Parcours de combattants n’est en définitive pas un itinéraire d’un militaire, mais comme le confie l’auteur, l’histoire d’une « fraternité d’armes, qui survit au temps et à l’espace. ». Une amitié transatlantique, un amour trans-racial. Un roman dont la description réalisée comme au bistouri, fascine par les tableaux, comme celui de ce « village endormi. Quelques chaumières fumaient encore, avec l’inévitable chape de fumée qui auréolait les cônes de pailles, donnant aux maisons l’allure de gigantesques champignons directement sortis d’un décor fantastique.», jouant sur les notes de la brutalité, de la complicité, de la cupidité pour maintenir un amour debout, l’amour entre Aurore et Jérôme.
Le vocabulaire militaire qui trahit que l’écrivain est passé lui-aussi passé par Saint-Cyr, n’enlève rien à la délectation qu’offre la lecture de ce magnifique roman. Les amateurs de polars apprécieront certainement cette plume truculente et se délecteront des scènes de tentative d’évasion de la prison de Cherka, d’assassinat de Ba-Yoko, de la prise d’otages et toute l’intelligence, toute la ruse du lieutenant pour les sauver.
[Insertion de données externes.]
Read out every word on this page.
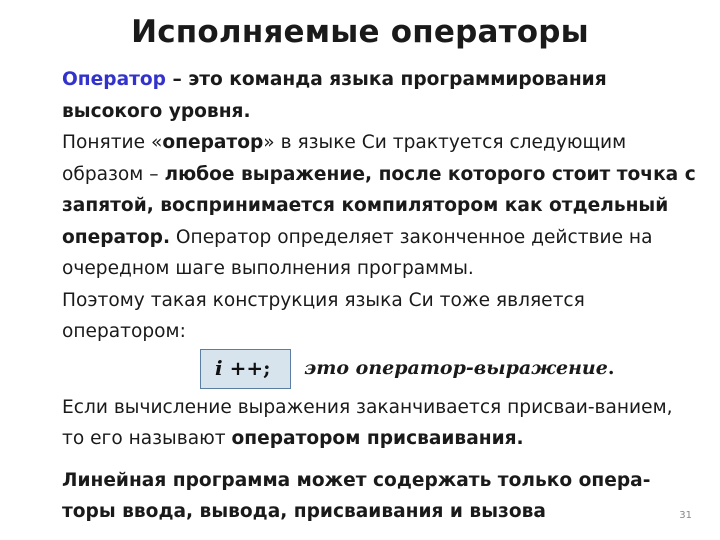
Исполняемые операторы

Оператор – это команда языка программирования высокого уровня.

Понятие «оператор» в языке Си трактуется следующим образом – любое выражение, после которого стоит точка с запятой, воспринимается компилятором как отдельный оператор. Оператор определяет законченное действие на очередном шаге выполнения программы.

Поэтому такая конструкция языка Си тоже является оператором:

i ++;	это оператор-выражение.

Если вычисление выражения заканчивается присваи-ванием, то его называют оператором присваивания.

Линейная программа может содержать только опера-торы ввода, вывода, присваивания и вызова	31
Le lieutenant Gerry Taama des Forces Armées Togolaises, qui a demandé une mise en disponibilité depuis bientôt deux (2) ans, se consacre à l’écriture et à son agence de communication MOFFI. On ignore ce que ce passionné d’Hemingway, cet admiratif de Coluche, va offrir aux lecteurs. Sans dévoiler son secret, il confie juste « bientôt, très bientôt ». Roman ? Recueil de nouvelles ? « Non, pas de théâtre, pour l’instant, pas de théâtre. Encore moins de poésie ».